Walked the dog and cried a hell of a lot. Yes, these events took place simultaneously. I imagine it was quite the sight for anyone that saw me. I obviously have no pride.
So, in other words, I have done none of the things that I had initially planned on doing today, and I feel pretty damn terrible about it.
Because, I'm supposed to love music. I'm supposed to be desperate for a career in the music industry. I'm supposed to be doing whatever it takes to get there.
Supposed, supposed, supposed.
And, if I'm not doing the things that I'm supposed to be doing to support all of that, then I obviously don't want it, and I definitely don't deserve it.

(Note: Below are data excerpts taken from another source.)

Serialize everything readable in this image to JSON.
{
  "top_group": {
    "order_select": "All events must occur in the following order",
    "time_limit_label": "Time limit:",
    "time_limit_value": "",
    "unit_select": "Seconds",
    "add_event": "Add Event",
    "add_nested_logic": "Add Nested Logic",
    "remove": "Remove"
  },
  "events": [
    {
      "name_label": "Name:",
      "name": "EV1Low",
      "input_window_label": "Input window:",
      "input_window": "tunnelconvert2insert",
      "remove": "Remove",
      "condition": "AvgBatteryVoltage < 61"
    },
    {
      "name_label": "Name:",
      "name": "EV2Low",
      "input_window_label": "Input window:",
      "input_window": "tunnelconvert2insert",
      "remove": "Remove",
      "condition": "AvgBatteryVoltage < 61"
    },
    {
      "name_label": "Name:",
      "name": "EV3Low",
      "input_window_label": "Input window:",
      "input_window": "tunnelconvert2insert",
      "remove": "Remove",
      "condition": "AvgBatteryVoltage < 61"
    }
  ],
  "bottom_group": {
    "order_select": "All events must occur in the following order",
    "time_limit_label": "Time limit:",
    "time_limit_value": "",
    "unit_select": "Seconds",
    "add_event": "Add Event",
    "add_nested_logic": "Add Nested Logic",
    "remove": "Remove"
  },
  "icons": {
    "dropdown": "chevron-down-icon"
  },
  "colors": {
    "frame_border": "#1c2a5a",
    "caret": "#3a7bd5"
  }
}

Now, I realise that this is the part of the article where I usually start to reel off the positive affirmations and tell everyone that we should be kind to ourselves, be kind to others and always put emotional wellbeing first.*
*NOTE: please continue to do this, it still stands.
But, I haven't got any kind of ending planned, this time. I can't tell everyone that I've taken deep breaths, settled myself down and remembered that it'll all be okay.

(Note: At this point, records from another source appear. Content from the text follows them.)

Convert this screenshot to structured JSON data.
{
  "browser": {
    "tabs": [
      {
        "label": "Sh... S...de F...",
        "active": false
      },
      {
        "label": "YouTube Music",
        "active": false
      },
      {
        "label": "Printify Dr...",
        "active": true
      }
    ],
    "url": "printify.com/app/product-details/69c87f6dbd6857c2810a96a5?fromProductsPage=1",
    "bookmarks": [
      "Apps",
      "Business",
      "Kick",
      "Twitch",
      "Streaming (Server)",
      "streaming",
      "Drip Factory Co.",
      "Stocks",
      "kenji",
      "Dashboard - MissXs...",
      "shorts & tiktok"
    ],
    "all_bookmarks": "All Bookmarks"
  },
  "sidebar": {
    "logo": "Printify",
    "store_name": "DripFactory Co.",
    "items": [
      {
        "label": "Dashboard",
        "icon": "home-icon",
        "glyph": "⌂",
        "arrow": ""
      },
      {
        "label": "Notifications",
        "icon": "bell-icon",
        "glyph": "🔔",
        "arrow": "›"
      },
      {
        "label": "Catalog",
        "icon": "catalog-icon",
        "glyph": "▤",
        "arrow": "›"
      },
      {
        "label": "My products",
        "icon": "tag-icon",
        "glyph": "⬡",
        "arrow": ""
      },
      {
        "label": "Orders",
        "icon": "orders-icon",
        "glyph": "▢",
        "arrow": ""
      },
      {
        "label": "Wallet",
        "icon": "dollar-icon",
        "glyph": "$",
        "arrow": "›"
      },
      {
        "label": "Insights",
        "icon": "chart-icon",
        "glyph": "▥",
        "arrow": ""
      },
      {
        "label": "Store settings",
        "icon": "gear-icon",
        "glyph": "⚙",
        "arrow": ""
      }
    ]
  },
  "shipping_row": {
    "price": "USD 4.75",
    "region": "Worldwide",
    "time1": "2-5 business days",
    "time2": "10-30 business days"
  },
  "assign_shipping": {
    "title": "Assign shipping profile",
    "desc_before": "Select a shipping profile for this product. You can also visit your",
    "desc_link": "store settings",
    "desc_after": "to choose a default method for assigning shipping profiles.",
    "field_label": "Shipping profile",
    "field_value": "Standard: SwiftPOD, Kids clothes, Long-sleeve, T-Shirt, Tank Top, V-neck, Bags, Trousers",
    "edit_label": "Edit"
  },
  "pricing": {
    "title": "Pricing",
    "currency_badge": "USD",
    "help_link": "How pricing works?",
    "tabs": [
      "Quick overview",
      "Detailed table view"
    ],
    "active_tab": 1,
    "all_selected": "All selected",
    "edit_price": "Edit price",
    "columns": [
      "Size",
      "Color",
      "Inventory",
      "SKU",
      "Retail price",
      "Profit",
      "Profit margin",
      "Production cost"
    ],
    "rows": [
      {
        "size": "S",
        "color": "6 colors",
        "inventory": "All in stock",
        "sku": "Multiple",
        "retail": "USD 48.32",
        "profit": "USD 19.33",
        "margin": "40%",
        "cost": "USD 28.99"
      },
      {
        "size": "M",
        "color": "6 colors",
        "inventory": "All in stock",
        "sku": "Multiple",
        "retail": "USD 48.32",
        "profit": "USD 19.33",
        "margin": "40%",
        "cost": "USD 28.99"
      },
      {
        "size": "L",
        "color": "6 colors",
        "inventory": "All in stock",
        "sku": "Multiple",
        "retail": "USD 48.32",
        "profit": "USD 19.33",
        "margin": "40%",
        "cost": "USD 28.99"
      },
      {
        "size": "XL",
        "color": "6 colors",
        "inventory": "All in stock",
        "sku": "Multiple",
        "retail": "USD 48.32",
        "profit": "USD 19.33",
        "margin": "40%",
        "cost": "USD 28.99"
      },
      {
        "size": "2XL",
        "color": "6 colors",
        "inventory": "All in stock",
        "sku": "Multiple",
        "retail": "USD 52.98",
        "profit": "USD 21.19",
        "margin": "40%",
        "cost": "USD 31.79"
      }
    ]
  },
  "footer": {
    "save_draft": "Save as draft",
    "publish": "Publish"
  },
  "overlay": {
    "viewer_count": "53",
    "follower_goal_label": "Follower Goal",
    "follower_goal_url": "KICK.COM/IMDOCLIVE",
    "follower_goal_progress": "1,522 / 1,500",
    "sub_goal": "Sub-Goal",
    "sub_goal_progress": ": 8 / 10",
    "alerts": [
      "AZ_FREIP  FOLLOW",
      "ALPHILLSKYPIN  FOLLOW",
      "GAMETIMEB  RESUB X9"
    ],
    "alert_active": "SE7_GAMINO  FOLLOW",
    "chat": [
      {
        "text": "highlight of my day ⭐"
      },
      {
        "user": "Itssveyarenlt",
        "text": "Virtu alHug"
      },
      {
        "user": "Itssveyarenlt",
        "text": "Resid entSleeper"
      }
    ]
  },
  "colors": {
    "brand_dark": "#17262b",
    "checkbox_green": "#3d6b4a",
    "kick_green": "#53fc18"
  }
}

I haven't. I still feel like shit. But, tomorrow is a new day.
And, as my favourite person once said:
So, let's say this is less of an article, and more of a journal entry. Let's say that, rather than telling everyone to keep the faith and find the good in each day, I wanted to tell everyone that it's okay to lose that faith, sometimes.
You don't always have to count your blessings.
Today, some people will have achieved incredible things. I've thought about those people a lot, despite not knowing who they are, and I've also thought about the fact that, in contrast -
I spent more time in bed today than I did out of it.
I spent more time counting the cons today than I did counting the pros.
I spent more time feeling anxious and sad about the future than I did feeling excited.
But, that's the thing with our mental health; some days, we have complete control of it, and other days, it has complete control of us. These things are not linear.
Sometimes, we may not conquer, but it does not mean we have lost.
So, hey, today has been a bad mental health day. I survived it.
May you find the strength to survive yours too.